Не потерять бы ещё штаны по дороге – а то вон как эта дура оттягивает тонкий гимназический поясок…

X

– Значит, японцы возьмут Люйшунь?

Светлана кивнула. Она смотрела в сторону, не решаясь поднять глаза на Галину. Каково ей сейчас – почти девять месяцев жить в осаждённой крепости, видеть каждый день смерть, страдания защитников, самой делать всё, что в силах человеческих, – и после этого узнать от какой-то незваной гостьи, что всё напрасно?

– Когда? – тихо спросил дядюшка Ляо. Он сгорбился, постарев разом лет на двадцать. Пальцы его, высохшие, узловатые, будто у мумии, слепо шарили по циновке. Правая рука задела чашку, стоящую на квадратном блюдце. Та опрокинулась, бледно-жёлтая жидкость залила циновку.

Из-за спины хозяина дома неслышно возникла пожилая китаянка. Она ловко вытерла пролитый чай и исчезла, прихватив опустевшую чашку.

– В январе. Даты не знаю, но если всё пойдёт так же, как у нас, – то в самом начале месяца.
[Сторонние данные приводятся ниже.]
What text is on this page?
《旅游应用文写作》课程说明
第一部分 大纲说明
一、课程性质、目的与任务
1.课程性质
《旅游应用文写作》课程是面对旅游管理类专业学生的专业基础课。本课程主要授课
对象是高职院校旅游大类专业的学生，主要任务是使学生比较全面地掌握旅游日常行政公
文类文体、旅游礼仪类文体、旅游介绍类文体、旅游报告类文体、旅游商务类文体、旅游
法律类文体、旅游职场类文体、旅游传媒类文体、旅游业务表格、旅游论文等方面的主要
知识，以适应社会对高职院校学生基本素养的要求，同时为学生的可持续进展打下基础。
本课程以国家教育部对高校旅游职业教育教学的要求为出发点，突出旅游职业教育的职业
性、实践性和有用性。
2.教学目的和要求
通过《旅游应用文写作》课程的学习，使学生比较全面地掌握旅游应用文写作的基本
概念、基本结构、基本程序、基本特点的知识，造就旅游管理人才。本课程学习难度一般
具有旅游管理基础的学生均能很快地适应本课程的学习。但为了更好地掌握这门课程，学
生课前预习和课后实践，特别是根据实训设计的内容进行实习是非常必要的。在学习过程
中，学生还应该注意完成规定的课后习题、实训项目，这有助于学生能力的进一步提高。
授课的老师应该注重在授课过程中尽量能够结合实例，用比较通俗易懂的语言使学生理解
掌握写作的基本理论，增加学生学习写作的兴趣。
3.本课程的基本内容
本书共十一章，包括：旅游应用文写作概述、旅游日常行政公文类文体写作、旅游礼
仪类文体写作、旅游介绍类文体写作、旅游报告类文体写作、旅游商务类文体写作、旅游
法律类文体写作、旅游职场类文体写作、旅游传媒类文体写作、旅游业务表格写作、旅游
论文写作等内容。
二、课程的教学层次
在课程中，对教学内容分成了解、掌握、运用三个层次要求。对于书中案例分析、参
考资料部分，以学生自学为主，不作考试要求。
– А что может измениться? – горько спросил старик. – Всё в этом мире предопределено, вы же сами это подтвердили…

Девочка замотала головой:

– Нет! То есть… наверное, да, но, может быть, что-то ещё переменится? Не всё, что случилось здесь, было и у нас – вот, денщик отца Галины здесь погиб, а я читала в её дневнике, что он остался жив и после сдачи крепости оказался в плену. Он ещё потом…

Светка осеклась: лицо подруги исказилось от боли, и Светлана поняла, что наделала. Теперь Галка будет думать, что Казимир мог остаться в живых, если бы не… что? Не вмешательство непрошеных гостей?

Да ведь так оно и есть…

Светка сильно, до крови прикусила губу – чтобы ненароком не ляпнуть ещё что-нибудь.

Поздно. Слово не воробей, и оно уже вылетело…

– Значит, три месяца… – вздохнул старик. – Что ж, неразумный переживает несчастье заранее, когда позволяет мысли о нём завладеть собой. А мудрый успокаивает разум мыслью о неизбежности – и убирает несчастье со своего пути.

– Но вы можете, скажем, уехать из города? – предположила Света. – С рыбаками, например?

– А куда уедут тысячи моих соплеменников? – покачал головой старый китаец. – Их ждёт новая резня, как в год Цзя У[30]. Люйшунь тогда был базой Бэйянского флота Китая – могучего, грозного, под командой славного адмирала Дин Жучана. Он дал бой японцам близ устья реки Ялу, и его броненосцам – так же, как и вашим, русским, два месяца назад – пришлось укрыться после сражения в гаванях Люйшуна. Бэйянский флот сдался вместе с крепостью, и, боюсь, та же участь ожидает русскую эскадру в Порт-Артуре. В ту войну японцы не считали нужным соблюдать ваши, европейские правила войны. Зачем? Они же воевали с китайцами! Японцы, конечно, не посмеют тронуть русских жителей города, а вот мои несчастные земляки… из всего населения Люйшуня в год Цзя У уцелело лишь тридцать шесть человек.

– Вы были одним из этих тридцати шести? – тихо спросила Галина.

– Я был одним из этих тридцати шести, – эхом отозвался дядюшка Ляо, и Светлана вдруг заметила, что он говорит по-русски почти без акцента. – Нас оставили в живых только для того, чтобы таскать тела казнённых – ниппонские палачи рубили им головы – и складывать из трупов огромный костёр. У каждого из нас на шапке был нашит лоскут материи с позорными иероглифами пришельцев: «Корера ва коросу там райд ва аримасэн» – «этих не убивать». Офицеры не хотели, чтобы солдаты марали руки столь презренным делом, как переноска трупов китайцев. Это делали мы.

– Как же так? – голос Галины дрожал от не сдерживаемых уже рыданий. – Вы… ты ведь ещё в первый раз говорила, что Россия победит! И японцев прогонят и из Кореи, и из Маньчжурии, и даже Курильские острова все отойдут России? Выходит, соврала?

– Да не врала я! – отчаянно выкрикнула Светлана. – Всё так и будет – только не сейчас, а позже, через сорок лет! Тогда наши вместе с американцами разобьют японские войска, потопят флот, а города разбомбят атом… В общем, всё разрушат и сожгут! И Порт-Артур у японцев отнимут! Честно-честно, в тысяча девятьсот сорок пятом году!